Chandrasekhar's most notable work was the astrophysical Chandrasekhar limit. The limit describes the maximum mass of a white dwarf star, ~ 1.44 solar mass, or equivalently, the minimum mass above which a star will ultimately collapse into a neutron star or black hole (following a supernova). The limit was first calculated by Chandrasekhar in 1930 during his maiden voyage from India to Cambridge, England, for his graduate studies. In 1999, the NASA named the third of its four "Great Observatories" after Chandrasekhar. The Chandra X-ray Observatory was launched and deployed by Space Shuttle Columbia on July 23, 1999. The Chandrasekhar number, an important dimensionless number of magnetohydrodynamics, is named after him. The asteroid 1958 Chandra is also named after Chandrasekhar.
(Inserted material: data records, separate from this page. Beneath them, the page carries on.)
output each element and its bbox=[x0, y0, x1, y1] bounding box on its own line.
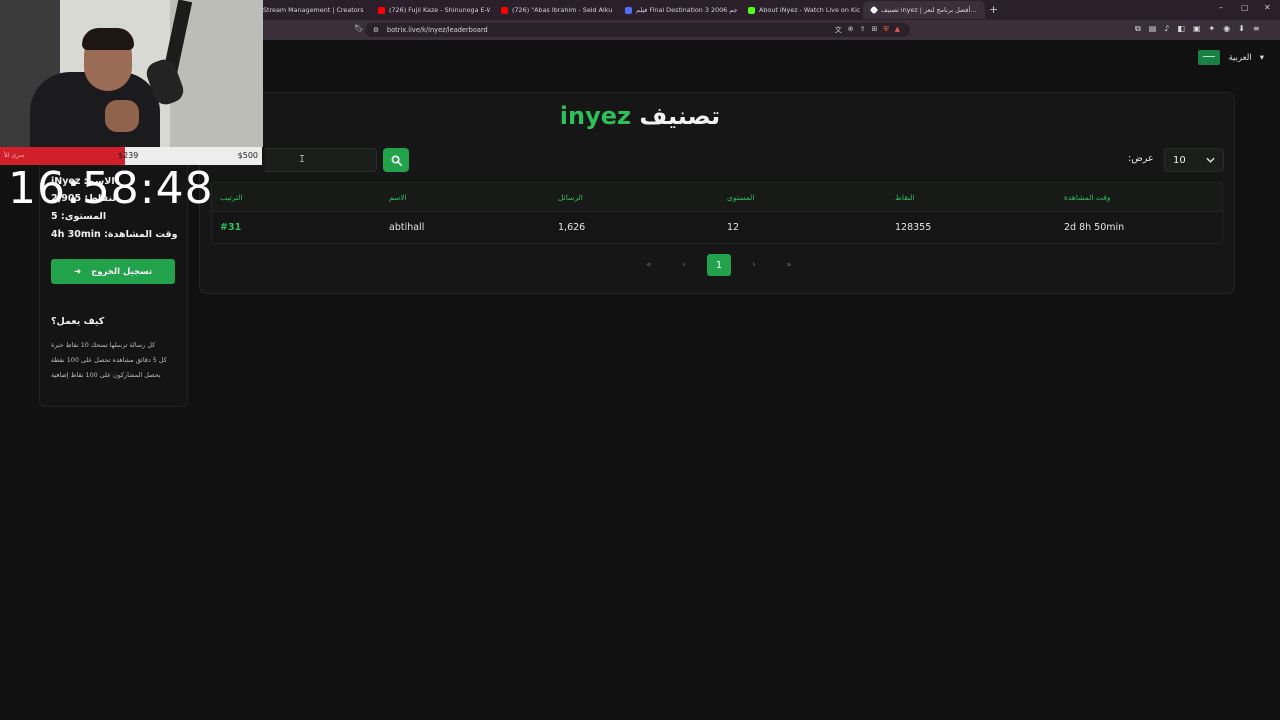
cell-points: 128355 bbox=[895, 222, 932, 233]
play-icon bbox=[625, 6, 632, 14]
next-page-button[interactable]: › bbox=[742, 254, 766, 276]
logout-button[interactable]: تسجيل الخروج ➜ bbox=[51, 259, 175, 284]
goal-left-label: سرى للأ bbox=[4, 152, 25, 159]
table-header: الترتيب الاسم الرسائل المستوى النقاط وقت… bbox=[211, 182, 1223, 212]
brave-shield-icon[interactable]: ⛨ bbox=[883, 25, 888, 35]
youtube-icon bbox=[501, 6, 508, 14]
url-text: botrix.live/k/inyez/leaderboard bbox=[386, 26, 488, 34]
last-page-button[interactable]: » bbox=[777, 254, 801, 276]
panel-icon[interactable]: ◧ bbox=[1177, 24, 1185, 34]
search-input[interactable] bbox=[265, 148, 377, 172]
column-header-level[interactable]: المستوى bbox=[727, 193, 754, 202]
youtube-icon bbox=[378, 6, 385, 14]
leo-icon[interactable]: ✦ bbox=[1209, 24, 1216, 34]
translate-icon[interactable]: 文 bbox=[835, 25, 842, 35]
bookmark-icon[interactable]: 🔖︎ bbox=[354, 24, 364, 33]
pagination: « ‹ 1 › » bbox=[637, 254, 801, 276]
site-info-icon[interactable]: ⚙︎ bbox=[373, 26, 379, 34]
show-count-label: :عرض bbox=[1128, 153, 1154, 164]
saudi-flag-icon bbox=[1198, 50, 1221, 65]
chevron-down-icon bbox=[1206, 157, 1215, 163]
tab-final-destination[interactable]: فيلم Final Destination 3 2006 مترجم bbox=[617, 1, 737, 19]
search-button[interactable] bbox=[383, 148, 409, 172]
tab-leaderboard-active[interactable]: تصنيف inyez | أفضل برنامج لتعز... × bbox=[863, 1, 985, 19]
rewards-icon[interactable]: ▲ bbox=[895, 25, 900, 35]
close-window-button[interactable]: ✕ bbox=[1264, 3, 1271, 12]
goal-target: $500 bbox=[237, 151, 258, 160]
menu-icon[interactable]: ≡ bbox=[1253, 24, 1260, 34]
music-icon[interactable]: ♪ bbox=[1164, 24, 1169, 34]
leaderboard-table: الترتيب الاسم الرسائل المستوى النقاط وقت… bbox=[211, 182, 1223, 244]
how-it-works-title: كيف يعمل؟ bbox=[51, 316, 105, 327]
vpn-icon[interactable]: ◉ bbox=[1223, 24, 1230, 34]
kick-icon bbox=[748, 6, 755, 14]
text-cursor-icon: I bbox=[299, 154, 306, 165]
how-it-works-item: كل 5 دقائق مشاهدة تحصل على 100 نقطة bbox=[51, 356, 167, 364]
cell-name: abtihall bbox=[389, 222, 425, 233]
cell-level: 12 bbox=[727, 222, 740, 233]
logout-label: تسجيل الخروج bbox=[91, 266, 153, 277]
sidebar-icon[interactable]: ▤ bbox=[1149, 24, 1157, 34]
column-header-points[interactable]: النقاط bbox=[895, 193, 915, 202]
how-it-works-item: كل رسالة ترسلها تمنحك 10 نقاط خبرة bbox=[51, 341, 156, 349]
tab-youtube-fujii-kaze[interactable]: (726) Fujii Kaze - Shinunoga E-Wa - bbox=[370, 1, 490, 19]
column-header-messages[interactable]: الرسائل bbox=[558, 193, 583, 202]
wallet-icon[interactable]: ▣ bbox=[1193, 24, 1201, 34]
show-count-select[interactable]: 10 bbox=[1164, 148, 1224, 172]
extensions-icon[interactable]: ⧉ bbox=[1135, 24, 1141, 34]
first-page-button[interactable]: « bbox=[637, 254, 661, 276]
botrix-icon bbox=[869, 5, 879, 15]
url-field[interactable]: ⚙︎ botrix.live/k/inyez/leaderboard 文 ⊕ ⇪… bbox=[365, 23, 910, 37]
logout-icon: ➜ bbox=[73, 266, 82, 277]
table-row: #31 abtihall 1,626 12 128355 2d 8h 50min bbox=[211, 212, 1223, 244]
share-icon[interactable]: ⇪ bbox=[860, 25, 866, 35]
column-header-rank[interactable]: الترتيب bbox=[220, 193, 243, 202]
toolbar-icons: ⧉ ▤ ♪ ◧ ▣ ✦ ◉ ⬇ ≡ bbox=[1135, 24, 1260, 34]
goal-current: $239 bbox=[118, 151, 139, 160]
zoom-icon[interactable]: ⊕ bbox=[848, 25, 854, 35]
cell-messages: 1,626 bbox=[558, 222, 586, 233]
column-header-name[interactable]: الاسم bbox=[389, 193, 407, 202]
new-tab-button[interactable]: + bbox=[989, 3, 998, 16]
tab-kick-about[interactable]: About iNyez - Watch Live on Kick bbox=[740, 1, 860, 19]
show-count-value: 10 bbox=[1173, 154, 1186, 166]
page-1-button[interactable]: 1 bbox=[707, 254, 731, 276]
language-label: العربية bbox=[1228, 52, 1252, 63]
prev-page-button[interactable]: ‹ bbox=[672, 254, 696, 276]
language-selector[interactable]: العربية ▾ bbox=[1198, 50, 1264, 65]
minimize-button[interactable]: – bbox=[1219, 3, 1223, 12]
stream-clock: 16:58:48 bbox=[8, 163, 214, 214]
chevron-down-icon: ▾ bbox=[1259, 52, 1264, 63]
tab-youtube-abas-ibrahim[interactable]: (726) "Abas Ibrahim - Seid Alkul bbox=[493, 1, 613, 19]
search-icon bbox=[391, 155, 402, 166]
webcam-overlay bbox=[0, 0, 263, 147]
cell-rank: #31 bbox=[220, 222, 242, 233]
install-icon[interactable]: ⊞ bbox=[871, 25, 877, 35]
download-icon[interactable]: ⬇ bbox=[1238, 24, 1245, 34]
cell-watchtime: 2d 8h 50min bbox=[1064, 222, 1125, 233]
maximize-button[interactable]: ▢ bbox=[1241, 3, 1249, 12]
user-watchtime: وقت المشاهدة: 4h 30min bbox=[51, 229, 178, 240]
how-it-works-item: يحصل المشاركون على 100 نقاط إضافية bbox=[51, 371, 161, 379]
column-header-watchtime[interactable]: وقت المشاهدة bbox=[1064, 193, 1110, 202]
tab-stream-management[interactable]: Stream Management | Creators bbox=[255, 1, 365, 19]
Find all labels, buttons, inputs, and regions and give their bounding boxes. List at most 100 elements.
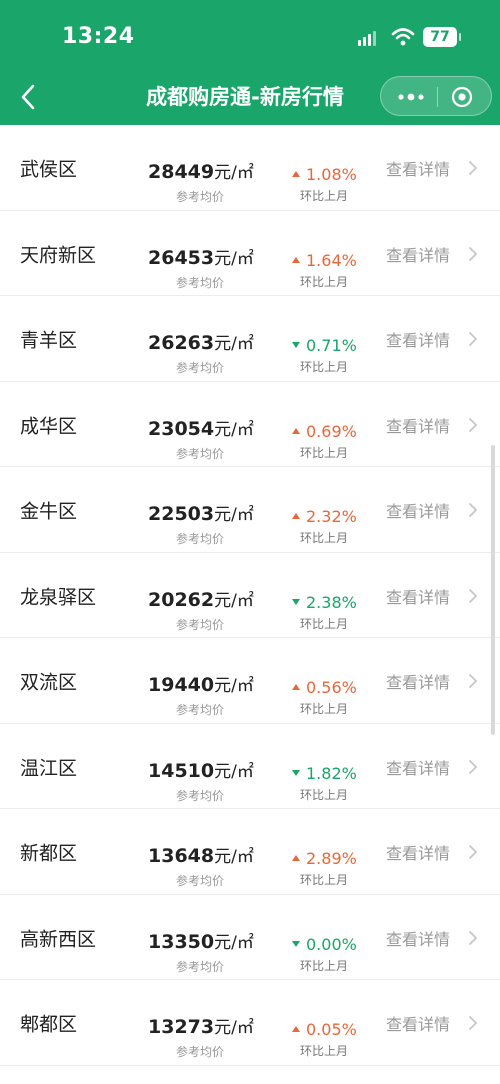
list-item[interactable]: 高新西区 13350元/㎡ 参考均价 0.00% 环比上月 查看详情	[0, 895, 500, 980]
change-percent: 0.69%	[292, 422, 357, 441]
list-item[interactable]: 青羊区 26263元/㎡ 参考均价 0.71% 环比上月 查看详情	[0, 296, 500, 382]
chevron-right-icon	[469, 930, 477, 945]
average-price: 23054元/㎡	[148, 418, 254, 440]
change-value: 0.69%	[306, 421, 357, 441]
price-unit: 元/㎡	[214, 334, 254, 354]
arrow-up-icon	[292, 1026, 300, 1032]
list-item[interactable]: 新都区 13648元/㎡ 参考均价 2.89% 环比上月 查看详情	[0, 809, 500, 895]
change-caption: 环比上月	[300, 702, 349, 716]
change-value: 2.89%	[306, 849, 357, 868]
price-caption: 参考均价	[176, 959, 225, 974]
chevron-right-icon	[469, 759, 477, 774]
price-block: 19440元/㎡	[148, 671, 268, 696]
change-percent: 0.05%	[292, 1020, 357, 1039]
change-caption: 环比上月	[300, 274, 349, 289]
price-caption: 参考均价	[176, 190, 225, 204]
price-value: 19440	[148, 674, 215, 696]
average-price: 13350元/㎡	[148, 931, 254, 953]
view-detail-link[interactable]: 查看详情	[386, 584, 450, 608]
chevron-right-icon	[469, 588, 477, 603]
average-price: 26263元/㎡	[148, 332, 254, 354]
arrow-up-icon	[292, 427, 300, 434]
change-value: 0.71%	[306, 336, 357, 355]
list-item[interactable]: 成华区 23054元/㎡ 参考均价 0.69% 环比上月 查看详情	[0, 382, 500, 467]
price-block: 26263元/㎡	[148, 329, 268, 354]
view-detail-link[interactable]: 查看详情	[386, 669, 450, 693]
price-unit: 元/㎡	[214, 248, 254, 269]
price-block: 20262元/㎡	[148, 586, 268, 611]
district-name: 天府新区	[20, 244, 97, 266]
price-value: 14510	[148, 759, 215, 782]
price-block: 23054元/㎡	[148, 415, 268, 440]
view-detail-link[interactable]: 查看详情	[386, 840, 450, 864]
price-value: 13273	[148, 1016, 215, 1038]
chevron-right-icon	[469, 161, 477, 175]
average-price: 14510元/㎡	[148, 760, 254, 782]
district-name: 龙泉驿区	[20, 586, 97, 608]
average-price: 26453元/㎡	[148, 247, 254, 269]
battery-icon: 77	[423, 27, 461, 47]
change-percent: 0.00%	[292, 935, 357, 954]
change-percent: 2.32%	[292, 507, 357, 526]
view-detail-link[interactable]: 查看详情	[386, 327, 450, 351]
view-detail-link[interactable]: 查看详情	[386, 413, 450, 437]
average-price: 13273元/㎡	[148, 1016, 254, 1038]
change-caption: 环比上月	[300, 189, 349, 203]
average-price: 19440元/㎡	[148, 674, 254, 696]
arrow-down-icon	[292, 769, 300, 776]
price-caption: 参考均价	[176, 1045, 225, 1059]
change-value: 2.38%	[306, 592, 357, 612]
district-name: 成华区	[20, 415, 78, 437]
change-value: 0.56%	[306, 678, 357, 697]
list-item[interactable]: 温江区 14510元/㎡ 参考均价 1.82% 环比上月 查看详情	[0, 724, 500, 809]
district-name: 金牛区	[20, 500, 78, 523]
wifi-icon	[391, 28, 415, 46]
price-unit: 元/㎡	[214, 419, 254, 440]
price-value: 13648	[148, 845, 215, 867]
chevron-right-icon	[469, 845, 477, 859]
change-caption: 环比上月	[300, 787, 349, 802]
change-percent: 1.08%	[292, 165, 357, 184]
capsule-divider	[437, 87, 438, 107]
change-percent: 1.64%	[292, 251, 357, 270]
change-percent: 2.89%	[292, 849, 357, 868]
list-item[interactable]: 天府新区 26453元/㎡ 参考均价 1.64% 环比上月 查看详情	[0, 211, 500, 296]
price-unit: 元/㎡	[214, 590, 254, 611]
arrow-up-icon	[292, 256, 300, 263]
view-detail-link[interactable]: 查看详情	[386, 755, 450, 779]
more-icon[interactable]	[397, 88, 425, 106]
arrow-up-icon	[292, 684, 300, 690]
list-item[interactable]: 郫都区 13273元/㎡ 参考均价 0.05% 环比上月 查看详情	[0, 980, 500, 1066]
price-unit: 元/㎡	[214, 761, 254, 782]
chevron-right-icon	[469, 503, 477, 517]
view-detail-link[interactable]: 查看详情	[386, 1011, 450, 1035]
arrow-down-icon	[292, 940, 300, 947]
list-item[interactable]: 龙泉驿区 20262元/㎡ 参考均价 2.38% 环比上月 查看详情	[0, 553, 500, 638]
chevron-right-icon	[469, 417, 477, 432]
price-block: 26453元/㎡	[148, 244, 268, 269]
list-item[interactable]: 双流区 19440元/㎡ 参考均价 0.56% 环比上月 查看详情	[0, 638, 500, 724]
view-detail-link[interactable]: 查看详情	[386, 156, 450, 180]
price-value: 26263	[148, 332, 215, 354]
chevron-right-icon	[469, 332, 477, 346]
price-value: 28449	[148, 161, 215, 183]
back-icon[interactable]	[14, 80, 44, 114]
district-name: 温江区	[20, 757, 78, 779]
change-value: 0.00%	[306, 934, 357, 954]
view-detail-link[interactable]: 查看详情	[386, 926, 450, 950]
change-percent: 1.82%	[292, 764, 357, 783]
arrow-up-icon	[292, 171, 300, 177]
price-block: 13648元/㎡	[148, 842, 268, 867]
list-item[interactable]: 金牛区 22503元/㎡ 参考均价 2.32% 环比上月 查看详情	[0, 467, 500, 553]
view-detail-link[interactable]: 查看详情	[386, 242, 450, 266]
district-name: 郫都区	[20, 1013, 78, 1036]
price-unit: 元/㎡	[214, 505, 254, 525]
price-caption: 参考均价	[176, 361, 225, 375]
close-target-icon[interactable]	[451, 86, 473, 108]
chevron-right-icon	[469, 246, 477, 261]
list-item[interactable]: 武侯区 28449元/㎡ 参考均价 1.08% 环比上月 查看详情	[0, 125, 500, 211]
view-detail-link[interactable]: 查看详情	[386, 498, 450, 522]
top-bar: 13:24 77 成都购房通-新房行情	[0, 0, 500, 125]
arrow-up-icon	[292, 855, 300, 861]
scrollbar[interactable]	[491, 445, 495, 735]
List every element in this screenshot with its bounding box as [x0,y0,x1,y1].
American astronomer Carl Sagan, who studied Mathematics under Chandrasekhar, at the University of Chicago, praised him in the book The Demon-Haunted World: "I discovered what true mathematical elegance is from Subrahmanyan Chandrasekhar." From 1952 to 1971 Chandrasekhar also served as the editor of the Astrophysical Journal.

He was awarded the Nobel Prize in Physics in 1983 for his studies on the physical processes important to the structure and evolution of stars. Chandrasekhar accepted this honor, but was upset that the citation mentioned only his earliest work, seeing it as a denigration of a lifetime's achievement. He shared it with William A. Fowler.